Il killer di Chicago
Lou Marazano per decenni è stato il miglior killer di Chicago. Facente parte di una organizzazione denominata Chicago Outfit, è passato alla storia della malavita per non aver mai lasciato una traccia dietro ai suoi crimini ma, avendo raggiunto ormai i sessant'anni, della sua gloria non sembra essere rimasto nulla. Alle soglie della vecchiaia, Lou ha bisogno di soldi per concedersi la meritata pensione e trasferirsi con l'amata Lorraine lontano dalla città. Per questo motivo accetta di far un grosso favore al boss Stefano D'Agostino, preoccupato che dopo l'arresto per corruzione di un importante funzionario pubblico si scoprano i legami tra la malavita, la politica e le forze di polizia.
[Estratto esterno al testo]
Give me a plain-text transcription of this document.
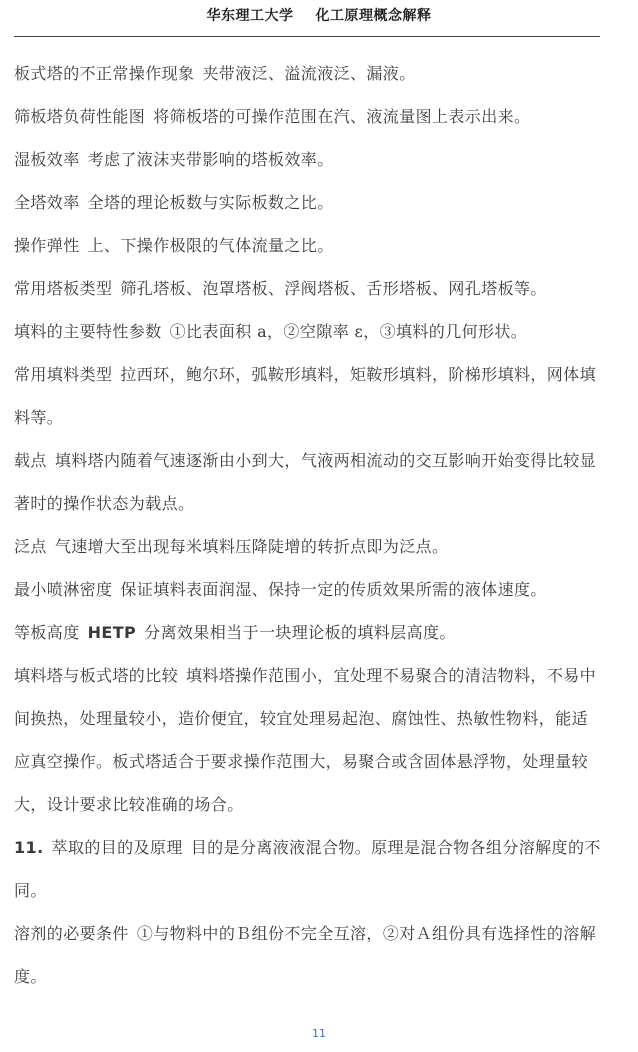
华东理工大学 化工原理概念解释

板式塔的不正常操作现象 夹带液泛、溢流液泛、漏液。

筛板塔负荷性能图 将筛板塔的可操作范围在汽、液流量图上表示出来。

湿板效率 考虑了液沫夹带影响的塔板效率。

全塔效率 全塔的理论板数与实际板数之比。

操作弹性 上、下操作极限的气体流量之比。

常用塔板类型 筛孔塔板、泡罩塔板、浮阀塔板、舌形塔板、网孔塔板等。

填料的主要特性参数 ①比表面积 a，②空隙率 ε，③填料的几何形状。

常用填料类型 拉西环，鲍尔环，弧鞍形填料，矩鞍形填料，阶梯形填料，网体填料等。

载点 填料塔内随着气速逐渐由小到大，气液两相流动的交互影响开始变得比较显著时的操作状态为载点。

泛点 气速增大至出现每米填料压降陡增的转折点即为泛点。

最小喷淋密度 保证填料表面润湿、保持一定的传质效果所需的液体速度。

等板高度 HETP 分离效果相当于一块理论板的填料层高度。

填料塔与板式塔的比较 填料塔操作范围小，宜处理不易聚合的清洁物料，不易中间换热，处理量较小，造价便宜，较宜处理易起泡、腐蚀性、热敏性物料，能适应真空操作。板式塔适合于要求操作范围大，易聚合或含固体悬浮物，处理量较大，设计要求比较准确的场合。

11. 萃取的目的及原理 目的是分离液液混合物。原理是混合物各组分溶解度的不同。

溶剂的必要条件 ①与物料中的Ｂ组份不完全互溶，②对Ａ组份具有选择性的溶解度。

11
Per portare a termine il compito, però, deve guardarsi dal detective Ralph Maloney che, forte della convinzione che dietro l'ondata dei nuovi crimini vi sia la sua mano, gli è costantemente alle costole per incastrarlo una volta per tutte.
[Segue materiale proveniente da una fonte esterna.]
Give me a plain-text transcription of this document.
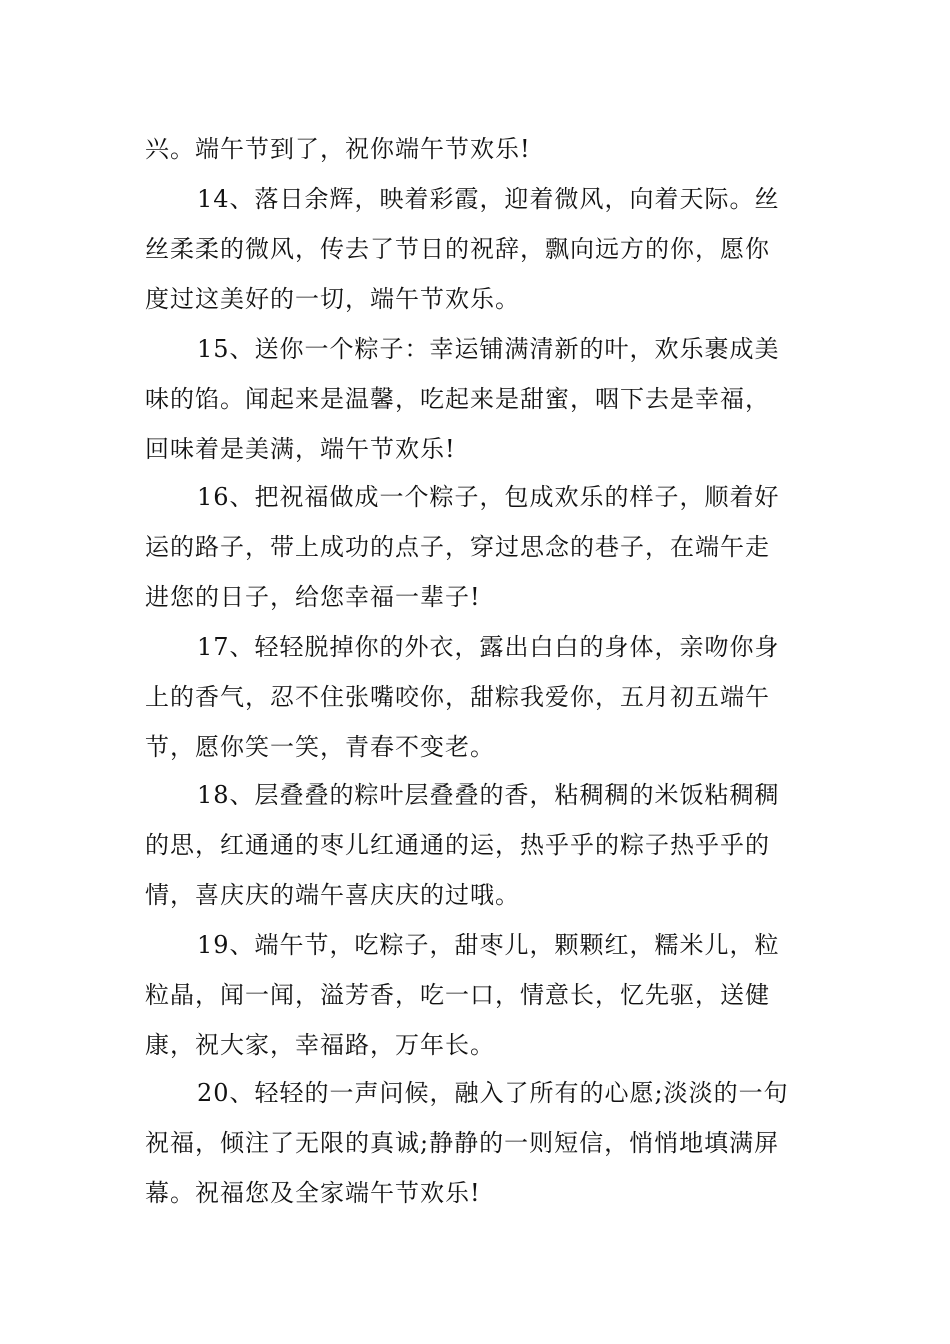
兴。端午节到了，祝你端午节欢乐!
14、落日余辉，映着彩霞，迎着微风，向着天际。丝
丝柔柔的微风，传去了节日的祝辞，飘向远方的你，愿你
度过这美好的一切，端午节欢乐。
15、送你一个粽子：幸运铺满清新的叶，欢乐裹成美
味的馅。闻起来是温馨，吃起来是甜蜜，咽下去是幸福，
回味着是美满，端午节欢乐!
16、把祝福做成一个粽子，包成欢乐的样子，顺着好
运的路子，带上成功的点子，穿过思念的巷子，在端午走
进您的日子，给您幸福一辈子!
17、轻轻脱掉你的外衣，露出白白的身体，亲吻你身
上的香气，忍不住张嘴咬你，甜粽我爱你，五月初五端午
节，愿你笑一笑，青春不变老。
18、层叠叠的粽叶层叠叠的香，粘稠稠的米饭粘稠稠
的思，红通通的枣儿红通通的运，热乎乎的粽子热乎乎的
情，喜庆庆的端午喜庆庆的过哦。
19、端午节，吃粽子，甜枣儿，颗颗红，糯米儿，粒
粒晶，闻一闻，溢芳香，吃一口，情意长，忆先驱，送健
康，祝大家，幸福路，万年长。
20、轻轻的一声问候，融入了所有的心愿;淡淡的一句
祝福，倾注了无限的真诚;静静的一则短信，悄悄地填满屏
幕。祝福您及全家端午节欢乐!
Vale la pena? — Il killer di Chicago
3 motivi per guardarlo
- Frank Vincent (Paulie di Soprano) che fa il killer anziano, una combo che spacca
- La scena del piano di pensionamento con la fidanzata è tipo un John Wick in pensione
- Atmosfera malavita old-school che ricorda i primi Gomorra ma a Chicago
A chi piacerà
Se hai bingeato Peaky Blinders e ti mancano i gangster con stile. Perfetto per la serata pizza quando vuoi un crime movie senza troppi giri di testa.
3 motivi per non guardarlo
- Rating IMDb 5.3 non a caso, la trama è prevedibile
- Se cerchi azione alla John Wick qui è più lento
- I dialoghi a volte sono cringe, ti avverto
Commenti (4)
Film quasi sufficiente. Il cast ha due attori (l'assassino e la sua donna) che vengono da "I Soprano". La storia è poco credibile dall'inizio alla fine. Soprattutto nel finale, quando il poliziotto giovane urla "fermo! hai ucciso un poliziotto..." dopo che quello gli aveva teso un'imboscata sparando a lui e al collega anziano. L'unico tocco originale è che il cattivo si salva e la giustizia (appena capace di pensare) soccombe. Insomma, un film gangster che si rispetti è tutta un'altra cosa, que...
Più che un film di gangster è un giallo! Vabbè, de gustibus. A me ha annoiato, l'ho finito giusto per vedere dove andava a parare, ma col cast che c'era non potevo aspettarmi chissà cosa, senza contare i doppiaggi! Non capisco chi dice che nell'ultima mezz'ora c'è azione... ci sono tipo due spari e basta. Il resto è solo chiacchiere e baci. Se devo vedere un film gangster, voglio roba tipo "Quei bravi ragazzi", "Il Padrino", "Casinò", non un vecchietto ai margini che fa una storia fuori dal mondo mafioso.
da vedere se ti piacciono i film gangster. realistico e senza troppe storie, voto 7.
Dividerei il film in due blocchi: fino a mezz'ora dalla fine è una noia mortale, i ritmi sono lentissimi e ti viene solo da sbadigliare. Poi nell'ultima parte c'è un cambio di marcia che lo rende molto più avvincente, con un'azione che non scade mai nel banale. Finale riuscito, che chiude bene la storia. Per me un 7.